Non c’era niente di più bello di una vittoria in trasferta da poter dedicare domenica a Eduardo Carloto, sfortunato protagonista di una mattinata di ordinaria follia. Taranto però non ha aspettato un solo minuto per mostrare il proprio affetto al calciatore stringendolo con un abbraccio virtuale fortissimo che ha sorpreso pure il presidente Nardoni. La nostra città, d’altronde, è così: severa e intransigente se si tratta di prestazioni sul campo, ma pronta senza indugi a manifestare la propria solidarietà, anche nel concreto, e a prendere le distanze da episodi che nulla hanno a che vedere con il nostro dna. E’ in questo modo che Taranto mostra il suo volto più bello a dispetto di chi vorrebbe dipingere una città invivibile da cui si può soltanto scappare e dei tanti luoghi comuni sciorinati dopo l’aggressione. E già mi immagino l’applauso caloroso del pubblico che accoglierà Carloto al suo rientro in campo e magari ci sarà anche uno striscione di bentornato. La dedica della vittoria di domenica si estende anche a Carmelo Viscuso, vittima di un brutto infortunio. Forza ragazzi! Il rilancio del Taranto ha bisogno anche di voi!
Nella settimana in cui in infermeria c’erano soltanto posti in piedi e nello spogliatoio a stento si contavano 11 calciatori integri fisicamente, il Taranto ha ritrovato il sorriso in trasferta. In Campania poi la vittoria mancava dall’ultima giornata della stagione 2011-2012 ad Avellino. Non è mancata l’amnesia difensiva che ha causato il pareggio del Gladiator, ma fortunatamente c’è stato il solito gol di Molinari, oltre a un super Menicozzo, schierato fuori ruolo ma miracolosamente rigenerato dopo le ultime prestazioni opache. I passi in avanti si vedono tutti, ma è presto per cantare vittoria. La strada non è affatto in discesa e lo stesso mister Papagni ne è perfettamente consapevole. Contro un Gladiator non trascendentale abbiamo sofferto per lunghi tratti e di interventi correttivi da fare ce ne sono diversi.
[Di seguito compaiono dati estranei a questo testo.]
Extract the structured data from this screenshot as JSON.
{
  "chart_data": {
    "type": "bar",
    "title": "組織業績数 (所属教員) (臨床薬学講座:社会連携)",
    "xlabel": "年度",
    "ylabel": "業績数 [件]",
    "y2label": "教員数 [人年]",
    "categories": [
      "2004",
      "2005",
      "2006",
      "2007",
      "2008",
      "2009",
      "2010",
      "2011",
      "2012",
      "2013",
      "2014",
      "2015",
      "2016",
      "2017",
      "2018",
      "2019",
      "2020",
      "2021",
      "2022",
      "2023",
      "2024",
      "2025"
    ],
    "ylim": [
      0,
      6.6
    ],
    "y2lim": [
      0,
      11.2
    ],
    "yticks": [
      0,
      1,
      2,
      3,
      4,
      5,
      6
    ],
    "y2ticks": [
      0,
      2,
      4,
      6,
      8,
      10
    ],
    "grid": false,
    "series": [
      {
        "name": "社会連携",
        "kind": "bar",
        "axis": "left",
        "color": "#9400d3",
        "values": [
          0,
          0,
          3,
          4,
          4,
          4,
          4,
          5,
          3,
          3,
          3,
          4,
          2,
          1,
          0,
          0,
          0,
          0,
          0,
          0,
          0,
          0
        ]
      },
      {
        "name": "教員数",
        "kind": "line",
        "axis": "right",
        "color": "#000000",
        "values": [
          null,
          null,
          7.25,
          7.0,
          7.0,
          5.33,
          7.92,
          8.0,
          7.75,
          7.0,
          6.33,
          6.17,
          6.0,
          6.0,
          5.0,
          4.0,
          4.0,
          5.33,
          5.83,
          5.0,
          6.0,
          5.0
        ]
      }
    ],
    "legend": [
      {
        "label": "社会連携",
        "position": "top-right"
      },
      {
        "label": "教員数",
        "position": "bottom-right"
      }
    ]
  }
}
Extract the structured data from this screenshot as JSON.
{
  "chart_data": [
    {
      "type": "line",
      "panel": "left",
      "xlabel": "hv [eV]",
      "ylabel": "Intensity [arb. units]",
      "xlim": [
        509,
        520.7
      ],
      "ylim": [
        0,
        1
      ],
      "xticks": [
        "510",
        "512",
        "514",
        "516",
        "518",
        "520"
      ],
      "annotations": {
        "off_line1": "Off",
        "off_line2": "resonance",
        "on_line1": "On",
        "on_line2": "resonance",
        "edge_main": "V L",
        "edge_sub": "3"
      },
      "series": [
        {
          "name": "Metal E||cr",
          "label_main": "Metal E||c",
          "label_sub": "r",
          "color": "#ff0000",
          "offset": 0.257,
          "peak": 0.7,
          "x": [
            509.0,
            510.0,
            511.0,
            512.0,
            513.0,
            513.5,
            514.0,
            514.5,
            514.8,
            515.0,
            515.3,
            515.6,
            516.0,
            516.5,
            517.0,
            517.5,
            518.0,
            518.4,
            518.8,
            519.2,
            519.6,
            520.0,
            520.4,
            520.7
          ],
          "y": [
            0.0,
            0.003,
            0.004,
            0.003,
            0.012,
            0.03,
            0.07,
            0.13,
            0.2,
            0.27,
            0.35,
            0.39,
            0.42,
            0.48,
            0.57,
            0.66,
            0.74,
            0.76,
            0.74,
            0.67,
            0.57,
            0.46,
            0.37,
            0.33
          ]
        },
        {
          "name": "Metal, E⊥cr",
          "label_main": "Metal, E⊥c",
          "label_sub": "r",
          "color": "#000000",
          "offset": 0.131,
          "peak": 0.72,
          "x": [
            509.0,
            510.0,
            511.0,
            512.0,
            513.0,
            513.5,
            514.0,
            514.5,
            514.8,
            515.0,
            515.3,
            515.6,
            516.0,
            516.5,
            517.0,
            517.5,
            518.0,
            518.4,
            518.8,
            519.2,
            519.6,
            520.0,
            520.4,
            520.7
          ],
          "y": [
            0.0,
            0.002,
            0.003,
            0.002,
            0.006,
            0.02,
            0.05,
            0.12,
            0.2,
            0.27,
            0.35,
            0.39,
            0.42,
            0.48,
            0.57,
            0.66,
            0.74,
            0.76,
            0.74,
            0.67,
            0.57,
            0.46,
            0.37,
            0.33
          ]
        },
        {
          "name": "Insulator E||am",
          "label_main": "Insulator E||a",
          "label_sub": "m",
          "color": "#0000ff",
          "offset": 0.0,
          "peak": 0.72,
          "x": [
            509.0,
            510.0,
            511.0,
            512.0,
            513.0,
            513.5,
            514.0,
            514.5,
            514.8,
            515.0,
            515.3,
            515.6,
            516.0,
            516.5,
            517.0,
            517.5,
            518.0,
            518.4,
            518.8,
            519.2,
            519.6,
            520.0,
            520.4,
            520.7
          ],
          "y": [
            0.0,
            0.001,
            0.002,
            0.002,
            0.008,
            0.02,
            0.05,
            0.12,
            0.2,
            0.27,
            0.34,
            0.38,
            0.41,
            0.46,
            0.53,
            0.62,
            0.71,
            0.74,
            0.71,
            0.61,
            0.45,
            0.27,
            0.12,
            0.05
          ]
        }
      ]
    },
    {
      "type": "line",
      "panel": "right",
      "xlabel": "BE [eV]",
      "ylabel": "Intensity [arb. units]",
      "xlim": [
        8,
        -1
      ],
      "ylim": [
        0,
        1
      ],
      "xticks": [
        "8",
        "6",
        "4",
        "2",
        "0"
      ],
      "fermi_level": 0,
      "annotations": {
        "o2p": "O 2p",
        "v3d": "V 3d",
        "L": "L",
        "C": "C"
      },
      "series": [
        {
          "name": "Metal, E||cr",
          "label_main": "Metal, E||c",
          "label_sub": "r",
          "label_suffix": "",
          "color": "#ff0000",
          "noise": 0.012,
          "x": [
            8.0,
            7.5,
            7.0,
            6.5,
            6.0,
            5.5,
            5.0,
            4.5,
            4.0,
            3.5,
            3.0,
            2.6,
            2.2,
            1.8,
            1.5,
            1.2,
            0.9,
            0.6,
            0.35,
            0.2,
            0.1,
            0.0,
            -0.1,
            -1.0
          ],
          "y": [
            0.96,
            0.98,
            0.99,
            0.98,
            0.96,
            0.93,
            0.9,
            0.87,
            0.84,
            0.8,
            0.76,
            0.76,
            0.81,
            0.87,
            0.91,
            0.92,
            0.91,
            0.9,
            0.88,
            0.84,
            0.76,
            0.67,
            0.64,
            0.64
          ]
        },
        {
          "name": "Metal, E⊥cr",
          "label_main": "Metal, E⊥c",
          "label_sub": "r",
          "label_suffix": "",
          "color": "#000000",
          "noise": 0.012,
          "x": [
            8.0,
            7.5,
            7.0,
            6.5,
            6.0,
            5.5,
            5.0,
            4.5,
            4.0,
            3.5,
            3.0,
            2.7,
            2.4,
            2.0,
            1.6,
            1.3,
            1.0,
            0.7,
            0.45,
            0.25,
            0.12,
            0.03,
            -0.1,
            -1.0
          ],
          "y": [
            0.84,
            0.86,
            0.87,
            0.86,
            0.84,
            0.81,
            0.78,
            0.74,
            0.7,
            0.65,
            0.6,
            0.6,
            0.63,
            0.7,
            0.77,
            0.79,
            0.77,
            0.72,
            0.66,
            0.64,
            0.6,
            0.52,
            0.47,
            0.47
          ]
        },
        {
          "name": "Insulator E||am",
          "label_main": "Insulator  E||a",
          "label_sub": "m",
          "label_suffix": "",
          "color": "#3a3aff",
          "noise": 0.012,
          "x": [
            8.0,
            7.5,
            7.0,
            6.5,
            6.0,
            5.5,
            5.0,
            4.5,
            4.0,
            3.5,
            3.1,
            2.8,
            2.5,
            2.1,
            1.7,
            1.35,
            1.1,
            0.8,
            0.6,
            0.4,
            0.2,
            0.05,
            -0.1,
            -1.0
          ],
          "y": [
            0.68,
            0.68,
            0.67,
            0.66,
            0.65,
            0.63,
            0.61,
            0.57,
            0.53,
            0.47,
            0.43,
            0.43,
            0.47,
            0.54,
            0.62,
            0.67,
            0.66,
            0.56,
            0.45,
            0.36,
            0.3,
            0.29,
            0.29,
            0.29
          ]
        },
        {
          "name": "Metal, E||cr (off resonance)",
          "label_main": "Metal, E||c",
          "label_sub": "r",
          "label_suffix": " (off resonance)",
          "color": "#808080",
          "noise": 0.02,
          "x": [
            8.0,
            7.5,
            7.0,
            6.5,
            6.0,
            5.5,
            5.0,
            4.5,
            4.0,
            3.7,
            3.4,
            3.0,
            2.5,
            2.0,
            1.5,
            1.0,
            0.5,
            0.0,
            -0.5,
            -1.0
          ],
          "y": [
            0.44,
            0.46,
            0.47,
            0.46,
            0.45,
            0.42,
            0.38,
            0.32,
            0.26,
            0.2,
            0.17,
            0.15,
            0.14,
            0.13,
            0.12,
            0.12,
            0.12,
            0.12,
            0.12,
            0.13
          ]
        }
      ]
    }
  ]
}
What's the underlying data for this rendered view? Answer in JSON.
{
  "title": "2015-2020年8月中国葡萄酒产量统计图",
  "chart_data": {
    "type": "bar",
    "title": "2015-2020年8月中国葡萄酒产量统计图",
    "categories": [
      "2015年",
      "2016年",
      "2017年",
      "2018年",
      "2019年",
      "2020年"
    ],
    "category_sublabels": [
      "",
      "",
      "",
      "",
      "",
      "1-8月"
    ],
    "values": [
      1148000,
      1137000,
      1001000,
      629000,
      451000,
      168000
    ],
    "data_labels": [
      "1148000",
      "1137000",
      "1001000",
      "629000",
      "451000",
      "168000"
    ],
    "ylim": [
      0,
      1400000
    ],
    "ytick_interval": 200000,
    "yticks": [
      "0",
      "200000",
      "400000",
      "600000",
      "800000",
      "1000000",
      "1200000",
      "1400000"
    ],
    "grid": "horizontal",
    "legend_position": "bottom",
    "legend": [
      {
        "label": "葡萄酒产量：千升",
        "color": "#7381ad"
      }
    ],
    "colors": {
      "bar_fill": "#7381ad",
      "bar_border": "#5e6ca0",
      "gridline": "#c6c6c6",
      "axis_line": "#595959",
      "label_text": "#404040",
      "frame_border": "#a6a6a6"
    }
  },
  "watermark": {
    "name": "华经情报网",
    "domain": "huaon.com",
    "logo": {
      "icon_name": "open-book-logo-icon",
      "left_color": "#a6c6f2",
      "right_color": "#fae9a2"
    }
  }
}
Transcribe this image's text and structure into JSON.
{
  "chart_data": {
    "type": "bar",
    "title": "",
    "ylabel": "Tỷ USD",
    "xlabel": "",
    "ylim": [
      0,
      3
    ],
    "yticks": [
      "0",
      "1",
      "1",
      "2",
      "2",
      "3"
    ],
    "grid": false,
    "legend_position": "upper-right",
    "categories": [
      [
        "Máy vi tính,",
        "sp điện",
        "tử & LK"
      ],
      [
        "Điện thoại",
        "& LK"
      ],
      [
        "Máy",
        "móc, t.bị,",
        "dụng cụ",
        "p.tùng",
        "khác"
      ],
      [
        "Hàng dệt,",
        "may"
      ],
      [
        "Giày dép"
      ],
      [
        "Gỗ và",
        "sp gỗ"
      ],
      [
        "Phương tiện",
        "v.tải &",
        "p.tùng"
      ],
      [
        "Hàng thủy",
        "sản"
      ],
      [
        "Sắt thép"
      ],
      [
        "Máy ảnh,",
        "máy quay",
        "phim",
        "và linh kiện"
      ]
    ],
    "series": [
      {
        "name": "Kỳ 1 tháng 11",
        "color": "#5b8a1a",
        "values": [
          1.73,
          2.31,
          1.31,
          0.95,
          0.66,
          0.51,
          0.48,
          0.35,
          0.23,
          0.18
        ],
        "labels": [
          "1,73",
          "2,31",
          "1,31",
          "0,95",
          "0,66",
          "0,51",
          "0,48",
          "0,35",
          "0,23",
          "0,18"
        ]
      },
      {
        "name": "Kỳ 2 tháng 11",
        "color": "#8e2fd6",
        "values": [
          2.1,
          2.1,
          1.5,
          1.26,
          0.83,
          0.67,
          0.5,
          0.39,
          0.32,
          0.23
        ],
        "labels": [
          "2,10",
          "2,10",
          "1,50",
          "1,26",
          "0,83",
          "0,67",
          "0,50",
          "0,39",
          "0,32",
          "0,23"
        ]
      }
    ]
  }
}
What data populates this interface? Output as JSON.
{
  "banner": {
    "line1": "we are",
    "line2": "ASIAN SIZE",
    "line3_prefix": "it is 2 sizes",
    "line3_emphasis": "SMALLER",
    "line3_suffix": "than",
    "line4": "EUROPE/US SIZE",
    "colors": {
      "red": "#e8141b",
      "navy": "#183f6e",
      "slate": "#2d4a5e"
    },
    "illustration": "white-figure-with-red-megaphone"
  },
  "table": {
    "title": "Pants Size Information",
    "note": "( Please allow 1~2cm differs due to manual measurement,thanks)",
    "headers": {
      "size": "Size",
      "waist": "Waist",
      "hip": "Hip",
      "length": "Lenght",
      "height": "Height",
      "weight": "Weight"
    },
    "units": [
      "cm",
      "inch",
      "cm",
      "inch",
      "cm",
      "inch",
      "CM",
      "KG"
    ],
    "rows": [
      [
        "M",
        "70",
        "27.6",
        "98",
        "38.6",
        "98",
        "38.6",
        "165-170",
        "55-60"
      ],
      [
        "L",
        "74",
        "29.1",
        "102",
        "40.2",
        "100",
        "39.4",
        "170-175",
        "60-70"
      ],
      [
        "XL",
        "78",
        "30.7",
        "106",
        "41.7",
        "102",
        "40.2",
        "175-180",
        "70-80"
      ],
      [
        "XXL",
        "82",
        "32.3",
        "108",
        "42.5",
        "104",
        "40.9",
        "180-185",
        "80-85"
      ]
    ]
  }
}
Tuttavia il campionato a quanto pare ci aspetta: in sole due settimane abbiamo recuperato cinque punti sul Matera, quattro sul Marcianise e tre su Brindisi e Monopoli e la vetta è ora a sole quattro lunghezze. Non male, direi.
Puntuale si scatena la fantasia sull’imminente calciomercato. In verità di fantasia ce n’è ben poca e i nomi sono sempre gli stessi. Il solito Manuel Mancini ha smentito con la solita spocchia le voci di un suo ritorno a Taranto. Forse ha dimenticato che la sua carriera di calciatore è nata quando il Taranto ha scommesso su di lui in un momento in cui nessuno sembrava crederci. Un pizzico di riconoscenza non guasterebbe. Il che non significa che debba venire per forza, però c’è un modo cortese e uno meno rispettoso per dire di no e lui sembra scegliere sempre la seconda strada. Sono circolati pure i nomi di Danucci e Vicedomini. Su quest’ultimo si dovrebbe aprire un capitolo a parte. Quest’estate non si è comportato bene, a mio avviso, con la tifoseria che gli ha perdonato una decina di brutte partite a inizio campionato quando smaltiva ancora i postumi di un brutto infortunio.
La verità è che l’unico ritorno che vorrei è quello di Davide Giorgino. E vista la crisi tecnica del Matera magari un pensierino lo si potrebbe fare. Temo, tuttavia, che Giorgino si sposti solo con Migliaccio. E francamente di problemi in difesa ne abbiamo già tanti. Staremo a vedere. Per intanto godiamoci una settimana serena. Serena come può essere solo quella settimana in cui hai vinto in trasferta.